On October 24,1989, Major Tomlinson, the acting Battalion Commander, presented *70plaintiff with an Article 151 and read the charge, a violation of Uniform Code of Military Justice (UCMJ) Article 112a, wrongful use of marijuana. Plaintiff was advised of his various rights under Article 15 proceedings and told he had forty-eight hours to decide whether to accept the Article 15 or demand trial by court-martial. Plaintiff acknowledged that he had been afforded the opportunity to consult with counsel, did not demand trial by court-martial, and requested a closed hearing. On October 26, 1989, the Article 15 hearing was held. After considering the evidence, Major Tomlinson found plaintiff had used marijuana in violation of Article 112a, and imposed a punishment of forfeiture of $892 for two months and extra duty for forty-five days. In early November 1989, plaintiff submitted an appeal of the Article 15 punishment, asserting a passive inhalation defense, that is, he tested positive because he had been in close proximity to others who were smoking marijuana. Plaintiff claims that occupants — lower ranking soldiers — of his personal vehicle were smoking marijuana for a period of time but that he did not smoke any.2 That appeal was denied on November 21,1989.
On November 20, 1989, plaintiff was advised that Company Commander, Captain Paul J. Parish, had initiated separation proceedings under the provisions of Army Reg. 635-200, Chapter 14, based on plaintiffs illegal use of marijuana.3 Captain Parish later notified plaintiff that he was recommending plaintiff be separated from the Army with a General Under Honorable Conditions discharge. Pursuant to Army Reg. 635-200, 112-2, Captain Parish submitted his recommendation for separation up the chain of command. In mid-February 1990, both Lieutenant Colonel Levister, the Battalion Commander, and Colonel O’Connor, the Brigade Commander, concurred with Captain Parish’s recommendation and Colonel O’Con-nor appointed an administrative separation board to hear plaintiff’s case.

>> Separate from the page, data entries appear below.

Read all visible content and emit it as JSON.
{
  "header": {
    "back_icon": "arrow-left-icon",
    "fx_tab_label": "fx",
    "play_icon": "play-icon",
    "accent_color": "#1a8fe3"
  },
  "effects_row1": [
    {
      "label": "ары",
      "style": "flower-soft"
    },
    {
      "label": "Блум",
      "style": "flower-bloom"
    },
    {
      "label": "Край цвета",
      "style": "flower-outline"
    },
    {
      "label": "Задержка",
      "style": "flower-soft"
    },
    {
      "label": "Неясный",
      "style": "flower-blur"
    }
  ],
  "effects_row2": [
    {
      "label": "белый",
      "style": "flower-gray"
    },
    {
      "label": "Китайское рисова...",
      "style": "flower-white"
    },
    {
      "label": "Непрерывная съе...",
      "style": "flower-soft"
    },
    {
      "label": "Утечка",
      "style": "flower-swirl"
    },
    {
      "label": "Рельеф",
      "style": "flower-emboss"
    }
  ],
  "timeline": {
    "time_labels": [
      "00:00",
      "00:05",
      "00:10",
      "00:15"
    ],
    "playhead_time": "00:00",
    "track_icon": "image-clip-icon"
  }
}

The administrative board convened on June 11, 1990. Plaintiff was represented by both military and civilian defense counsel. The Army called only one witness, plaintiff’s Battalion commander, Lieutenant Colonel Levister, who recommended that the Army not retain plaintiff because:
[A]n NCO has a responsibility above and beyond that of the lower ranking soldiers. He’s supposed to set the example. The Army has a clearly defined policy on drug abuse, and I personally do not believe that Sergeant Hodges ... met his responsibility to the Army and to himself by compromising himself or allowing himself to be compromised in a situation that he controlled.
sfc sjt sfc sfc ifc
[E]very month in the command formation I emphasis [sic] DUI and drug abuse. And as an incentive to the soldiers, we have ninety days no incidents, it’s a training holiday. So everybody understands that *71fact that I want to meet the Army’s goals, and that we have a responsibility to ensure that we do not have drug abuse in 10th Signal Battalion and 10th Mountain Division. And Sergeant Hodges, not being a new member to the unit and ... being aware of that Army policy, and as a leader ... of all people, should have ... understood his responsibilities.

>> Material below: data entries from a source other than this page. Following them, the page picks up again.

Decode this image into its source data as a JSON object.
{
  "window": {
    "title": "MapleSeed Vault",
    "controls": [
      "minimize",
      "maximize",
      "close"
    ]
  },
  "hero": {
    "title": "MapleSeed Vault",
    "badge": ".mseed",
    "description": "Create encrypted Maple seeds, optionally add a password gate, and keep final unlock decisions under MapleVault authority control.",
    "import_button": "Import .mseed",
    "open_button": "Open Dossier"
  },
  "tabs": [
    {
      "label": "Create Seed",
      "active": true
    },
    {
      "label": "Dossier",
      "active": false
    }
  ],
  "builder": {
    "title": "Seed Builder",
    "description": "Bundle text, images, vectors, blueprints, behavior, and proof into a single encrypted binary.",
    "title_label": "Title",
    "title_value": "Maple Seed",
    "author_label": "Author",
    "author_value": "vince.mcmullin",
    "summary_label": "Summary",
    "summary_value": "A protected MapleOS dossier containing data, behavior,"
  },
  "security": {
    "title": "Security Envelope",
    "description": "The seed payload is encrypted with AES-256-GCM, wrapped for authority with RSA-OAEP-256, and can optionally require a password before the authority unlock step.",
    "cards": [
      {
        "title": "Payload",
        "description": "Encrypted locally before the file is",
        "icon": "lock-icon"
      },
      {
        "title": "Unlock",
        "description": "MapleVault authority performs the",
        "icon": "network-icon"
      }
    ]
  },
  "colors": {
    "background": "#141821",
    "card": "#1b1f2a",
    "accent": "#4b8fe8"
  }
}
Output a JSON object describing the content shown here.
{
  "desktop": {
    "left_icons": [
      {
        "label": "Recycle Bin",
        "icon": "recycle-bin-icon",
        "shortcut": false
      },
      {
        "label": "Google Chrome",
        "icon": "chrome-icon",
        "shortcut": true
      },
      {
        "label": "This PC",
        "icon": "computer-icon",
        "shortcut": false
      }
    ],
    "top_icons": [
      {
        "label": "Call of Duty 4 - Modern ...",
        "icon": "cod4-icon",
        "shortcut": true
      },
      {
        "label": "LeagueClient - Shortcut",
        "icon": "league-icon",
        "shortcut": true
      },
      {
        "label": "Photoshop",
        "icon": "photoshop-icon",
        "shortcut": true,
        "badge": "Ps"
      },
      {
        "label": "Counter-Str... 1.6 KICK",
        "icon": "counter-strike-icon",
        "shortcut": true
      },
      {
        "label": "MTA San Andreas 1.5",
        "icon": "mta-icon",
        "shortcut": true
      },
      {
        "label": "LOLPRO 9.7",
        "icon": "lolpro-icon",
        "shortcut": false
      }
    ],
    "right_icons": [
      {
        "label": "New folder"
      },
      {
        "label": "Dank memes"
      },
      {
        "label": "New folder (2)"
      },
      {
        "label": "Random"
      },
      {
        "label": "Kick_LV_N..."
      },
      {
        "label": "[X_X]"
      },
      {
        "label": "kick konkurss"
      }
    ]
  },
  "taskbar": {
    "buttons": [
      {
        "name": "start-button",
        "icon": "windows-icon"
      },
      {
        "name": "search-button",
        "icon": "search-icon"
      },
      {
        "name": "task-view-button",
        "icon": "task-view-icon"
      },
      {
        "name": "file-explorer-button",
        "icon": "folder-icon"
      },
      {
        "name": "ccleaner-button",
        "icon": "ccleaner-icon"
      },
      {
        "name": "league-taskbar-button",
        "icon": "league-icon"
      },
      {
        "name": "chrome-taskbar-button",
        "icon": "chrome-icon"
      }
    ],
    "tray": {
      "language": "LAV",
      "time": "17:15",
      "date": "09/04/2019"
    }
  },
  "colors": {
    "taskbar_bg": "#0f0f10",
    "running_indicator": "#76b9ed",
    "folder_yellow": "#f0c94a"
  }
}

Plaintiff called six witnesses in his defense who all testified that he was a good soldier and should be retained in the service. After deliberating for an hour, the administrative board announced its findings. The administrative board found that plaintiff had used marijuana, that he had engaged in serious misconduct of a nature to bring discredit upon the armed forces, that he “is undesirable for further retention in the military,” and that he should be discharged with a General Under Honorable Conditions discharge.4
In July 1990, plaintiffs military and civilian counsel appealed the administrative board’s findings and recommendations to Brigade Commander Colonel O’Connor. On August 29, 1990, Colonel O’Connor denied both appeals and forwarded all matters submitted by plaintiff to Headquarters, Department of the Army (HQDA), recommending that plaintiff be separated from the Army.
On November 8, 1990, plaintiff was separated from the Army with a General Under Honorable Conditions discharge. Plaintiff had served nineteen years, two months, and eight days of active service.

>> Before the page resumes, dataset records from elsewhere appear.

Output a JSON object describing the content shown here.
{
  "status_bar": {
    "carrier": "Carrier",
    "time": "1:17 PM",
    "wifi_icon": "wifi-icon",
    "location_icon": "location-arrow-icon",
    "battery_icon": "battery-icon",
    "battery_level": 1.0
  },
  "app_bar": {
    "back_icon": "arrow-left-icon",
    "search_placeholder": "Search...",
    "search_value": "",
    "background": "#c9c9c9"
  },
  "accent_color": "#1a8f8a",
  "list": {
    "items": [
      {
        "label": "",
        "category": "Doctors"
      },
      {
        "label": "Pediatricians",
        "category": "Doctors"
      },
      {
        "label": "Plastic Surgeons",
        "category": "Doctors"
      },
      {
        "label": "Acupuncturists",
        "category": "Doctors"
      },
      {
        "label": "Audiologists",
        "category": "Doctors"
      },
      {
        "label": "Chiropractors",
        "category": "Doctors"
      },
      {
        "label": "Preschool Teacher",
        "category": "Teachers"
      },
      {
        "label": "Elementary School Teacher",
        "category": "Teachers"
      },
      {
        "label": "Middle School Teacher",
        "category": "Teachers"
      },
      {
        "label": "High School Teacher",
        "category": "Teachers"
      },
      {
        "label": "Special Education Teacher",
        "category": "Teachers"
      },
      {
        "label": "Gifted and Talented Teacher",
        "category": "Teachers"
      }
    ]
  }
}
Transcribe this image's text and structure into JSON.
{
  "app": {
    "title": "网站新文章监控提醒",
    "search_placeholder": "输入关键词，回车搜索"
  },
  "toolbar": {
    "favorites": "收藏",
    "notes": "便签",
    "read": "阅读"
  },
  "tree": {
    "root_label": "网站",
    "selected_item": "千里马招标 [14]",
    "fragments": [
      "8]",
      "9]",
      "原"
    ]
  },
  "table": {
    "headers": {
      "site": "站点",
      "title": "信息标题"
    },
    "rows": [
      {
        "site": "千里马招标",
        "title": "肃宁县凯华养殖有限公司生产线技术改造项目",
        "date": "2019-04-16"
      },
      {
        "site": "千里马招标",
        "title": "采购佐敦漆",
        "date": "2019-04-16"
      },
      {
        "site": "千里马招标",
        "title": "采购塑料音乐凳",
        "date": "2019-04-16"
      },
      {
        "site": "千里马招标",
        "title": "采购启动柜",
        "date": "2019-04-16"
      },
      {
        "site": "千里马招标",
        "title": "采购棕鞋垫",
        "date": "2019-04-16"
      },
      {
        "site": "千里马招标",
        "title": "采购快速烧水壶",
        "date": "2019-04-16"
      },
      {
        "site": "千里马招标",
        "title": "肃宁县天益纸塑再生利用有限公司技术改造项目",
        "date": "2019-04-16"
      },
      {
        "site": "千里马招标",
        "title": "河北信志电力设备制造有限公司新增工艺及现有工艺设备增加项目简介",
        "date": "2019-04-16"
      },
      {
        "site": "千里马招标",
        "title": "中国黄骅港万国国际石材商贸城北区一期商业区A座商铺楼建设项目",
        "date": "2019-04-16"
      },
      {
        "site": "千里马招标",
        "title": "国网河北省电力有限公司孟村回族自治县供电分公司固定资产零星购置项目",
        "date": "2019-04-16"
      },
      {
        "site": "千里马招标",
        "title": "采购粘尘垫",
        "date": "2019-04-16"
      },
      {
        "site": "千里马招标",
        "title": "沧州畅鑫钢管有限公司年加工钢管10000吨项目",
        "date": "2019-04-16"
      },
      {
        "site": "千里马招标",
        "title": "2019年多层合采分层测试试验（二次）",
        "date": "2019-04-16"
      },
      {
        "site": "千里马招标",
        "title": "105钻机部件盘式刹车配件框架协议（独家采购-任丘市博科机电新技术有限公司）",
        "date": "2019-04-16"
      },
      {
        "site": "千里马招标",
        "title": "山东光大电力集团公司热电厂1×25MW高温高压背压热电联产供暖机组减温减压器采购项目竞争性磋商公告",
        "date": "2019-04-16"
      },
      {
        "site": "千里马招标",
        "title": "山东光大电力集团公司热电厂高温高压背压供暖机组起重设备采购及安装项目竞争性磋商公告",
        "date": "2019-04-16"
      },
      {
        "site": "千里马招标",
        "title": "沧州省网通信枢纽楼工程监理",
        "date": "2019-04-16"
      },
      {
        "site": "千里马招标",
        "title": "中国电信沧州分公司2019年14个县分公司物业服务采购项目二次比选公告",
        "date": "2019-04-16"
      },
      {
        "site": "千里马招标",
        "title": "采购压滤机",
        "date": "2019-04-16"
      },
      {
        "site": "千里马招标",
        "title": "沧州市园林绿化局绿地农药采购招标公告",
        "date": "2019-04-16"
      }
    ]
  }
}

In early March 1993, plaintiff petitioned the Army Board for Correction of Military Records (ABCMR) for relief. In that petition, plaintiff contended, inter alia: (1) that contrary to applicable regulations, the government representative at the administrative hearing improperly advised the board members that the government had no burden of proof or persuasion; (2) that in violation of applicable regulations the government representative at the administrative hearing improperly argued before the board members that plaintiffs selection of nonjudicial proceedings under Article 15 rather than demand trial by court-martial was equivalent to an admission of guilt; and (3) that the administrative board’s recommendation that plaintiff be separated from the service with a general discharge was arbitrary and capricious in that such recommendation was not supported by a preponderance of the evidence.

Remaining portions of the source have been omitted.